Automated screenshots with Puppeteer & Headless Chrome

I’ve finally managed to ditch PhantomJS – it just didn’t want to run on a Raspberry Pi without more attention that i could afford it. An afternoon of tinkering later and i’m pretty happy with the replacement. I wrote the code on Windows 10 and then shipped it over to a RaspberryPi which seems to have gone to plan with no amendments required – the end game for this code is to sink it into Kodi Kontroller but for the moment it’s running on the same Pi quite happily.

Run through these steps:

Install Node.JS
Ensure npm is also installed
git clone
cd node-screengrabber
sudo nano hg-cron.js

At this point you’ll want to add your own parameters into the file, see the black highlighted areas all should be self-explanatory.

await page.setViewport({width: 1920, height: 1080});
await page.goto('YOUR-URL-HERE', {waitUntil: 'networkidle0', timeout: 60000});
await page.screenshot({path: 'c:/folder/file.png'});

You can remove the additional repetitions of the above lines if you only want to screenshot one page. You’ll also see lower down the file an example where I only use a portions of the webpage. Update the orange parts again – it’s a bit trial & error to get it perfect. x & y are used to position the top left point of the viewing rectangle within the larger webpage and then width & height are the size from that point set.

await page.goto('YOUR-URL-HERE', {waitUntil: 'networkidle0', timeout: 60000});
await page.screenshot({path: 'c:/folder/file.png',
clip: {
x: 0,
y: 0,
width: 1920,
height: 675

Save the file and exit nano.

npm install

The above command, if run from within the /node-screengrabber folder should install everything you need – this may take a few minutes depending on the platform / hardware you’re running. On a RaspberryPi it could take ten minutes or so. If you are running windows you’ll likely need to restart to ensure the environment variable is active.

This is the original script i put together:

Multiple files in one go:

You can see the hg-cron file is almost identical, just expanded.

node hg-cron.js

This will run the capture once and allow you to check all is working. I’m still yet to remove the cron function from hg-cron.js so it’ll run on every 5 minute interval – once this is removed you’ll get an instant output.

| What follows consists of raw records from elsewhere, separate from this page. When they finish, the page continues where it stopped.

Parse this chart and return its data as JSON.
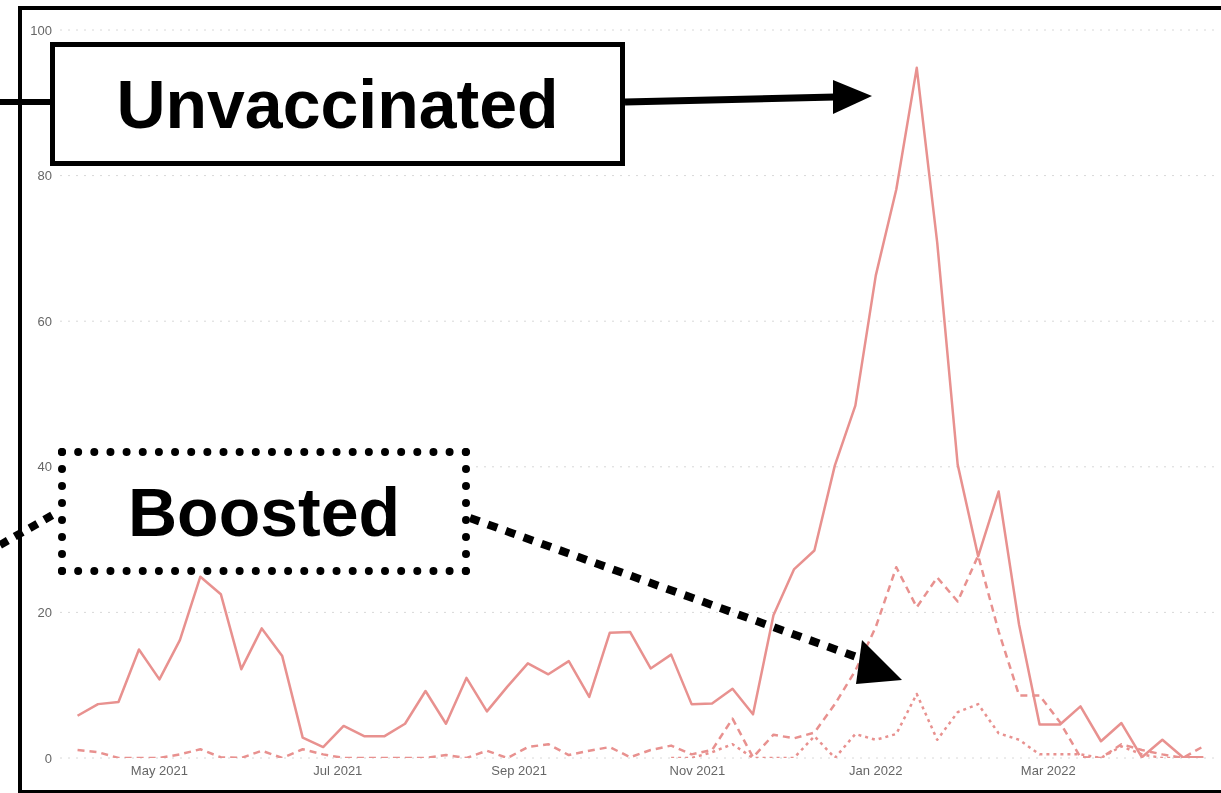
{
  "chart_data": {
    "type": "line",
    "x": [
      "2021-04-03",
      "2021-04-10",
      "2021-04-17",
      "2021-04-24",
      "2021-05-01",
      "2021-05-08",
      "2021-05-15",
      "2021-05-22",
      "2021-05-29",
      "2021-06-05",
      "2021-06-12",
      "2021-06-19",
      "2021-06-26",
      "2021-07-03",
      "2021-07-10",
      "2021-07-17",
      "2021-07-24",
      "2021-07-31",
      "2021-08-07",
      "2021-08-14",
      "2021-08-21",
      "2021-08-28",
      "2021-09-04",
      "2021-09-11",
      "2021-09-18",
      "2021-09-25",
      "2021-10-02",
      "2021-10-09",
      "2021-10-16",
      "2021-10-23",
      "2021-10-30",
      "2021-11-06",
      "2021-11-13",
      "2021-11-20",
      "2021-11-27",
      "2021-12-04",
      "2021-12-11",
      "2021-12-18",
      "2021-12-25",
      "2022-01-01",
      "2022-01-08",
      "2022-01-15",
      "2022-01-22",
      "2022-01-29",
      "2022-02-05",
      "2022-02-12",
      "2022-02-19",
      "2022-02-26",
      "2022-03-05",
      "2022-03-12",
      "2022-03-19",
      "2022-03-26",
      "2022-04-02",
      "2022-04-09",
      "2022-04-16",
      "2022-04-23"
    ],
    "series": [
      {
        "color": "#e8918f",
        "line_style": "solid",
        "values": [
          5.8,
          7.4,
          7.7,
          14.9,
          10.8,
          16.2,
          24.9,
          22.5,
          12.2,
          17.8,
          14.0,
          2.8,
          1.5,
          4.4,
          3.0,
          3.0,
          4.7,
          9.2,
          4.7,
          11.0,
          6.4,
          9.8,
          13.0,
          11.5,
          13.3,
          8.4,
          17.2,
          17.3,
          12.3,
          14.2,
          7.4,
          7.5,
          9.5,
          6.0,
          19.6,
          25.9,
          28.5,
          40.2,
          48.4,
          66.3,
          78.1,
          94.8,
          70.8,
          40.3,
          27.7,
          36.6,
          18.3,
          4.6,
          4.6,
          7.1,
          2.3,
          4.8,
          0.1,
          2.5,
          0.1,
          0.1
        ]
      },
      {
        "color": "#e8918f",
        "line_style": "dashed",
        "values": [
          1.1,
          0.8,
          0,
          0,
          0,
          0.5,
          1.2,
          0.1,
          0,
          1.0,
          0,
          1.2,
          0.5,
          0,
          0,
          0,
          0,
          0,
          0.4,
          0,
          1.0,
          0,
          1.5,
          1.9,
          0.4,
          1.0,
          1.5,
          0.1,
          1.1,
          1.7,
          0.5,
          1.1,
          5.4,
          0.1,
          3.2,
          2.7,
          3.5,
          7.4,
          12.0,
          18.0,
          26.2,
          20.7,
          24.8,
          21.5,
          27.8,
          17.4,
          8.6,
          8.6,
          4.9,
          0.1,
          0,
          1.9,
          1.1,
          0.5,
          0,
          1.6
        ]
      },
      {
        "color": "#e8918f",
        "line_style": "dotted",
        "values": [
          null,
          null,
          null,
          null,
          null,
          null,
          null,
          null,
          null,
          null,
          null,
          null,
          null,
          null,
          null,
          null,
          null,
          null,
          null,
          null,
          null,
          null,
          null,
          null,
          null,
          null,
          null,
          null,
          null,
          0,
          0,
          0.8,
          1.9,
          0,
          0,
          0,
          3.0,
          0,
          3.3,
          2.5,
          3.3,
          8.8,
          2.5,
          6.3,
          7.4,
          3.4,
          2.5,
          0.5,
          0.5,
          0.5,
          0,
          1.6,
          0.5,
          0,
          0,
          0
        ]
      }
    ],
    "xlim": [
      "2021-03-28",
      "2022-04-27"
    ],
    "xticks": [
      {
        "value": "2021-05-01",
        "label": "May 2021"
      },
      {
        "value": "2021-07-01",
        "label": "Jul 2021"
      },
      {
        "value": "2021-09-01",
        "label": "Sep 2021"
      },
      {
        "value": "2021-11-01",
        "label": "Nov 2021"
      },
      {
        "value": "2022-01-01",
        "label": "Jan 2022"
      },
      {
        "value": "2022-03-01",
        "label": "Mar 2022"
      }
    ],
    "ylim": [
      0,
      100
    ],
    "yticks": [
      0,
      20,
      40,
      60,
      80,
      100
    ],
    "grid": "y",
    "annotations": [
      "Unvaccinated",
      "Boosted"
    ]
  }
}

Thing of note in this code:

  1. clipRect is replaced with x & y coords
  2. width and heigh remain the same
  3. i used waitUntil: 'networkidle0', timeout: 60000to wait for the content to fully load before taking the shot by saying 0 connections remains, with a 60s timeout. This is much better than the previous model of wait an exact amount of time.
  4. It’s faster than PhantomJS and has just seems to render pages much better.
  5. Added CRON 🙂

I’ve decided to ditch the cron within the script – infrastructure wise it’s easier to have the code run and complete, and be triggered by a bash script running under the system cron.d. I’ve also had some help from another developer in the office to handle PowerBI dashboards and reports. That code is here – i’m putting it together slowly as a webapp – but need to get my head around that in a larger context first so it’s likely packaged incorrectly in some way, it’ll install fine, but you may need to take additional steps to get it running.

The whole project lives here:

If you’ve got your head around the simpler version of the coe you’ll be able to follow what the powerbi version is doing – add a few variables and all will be well.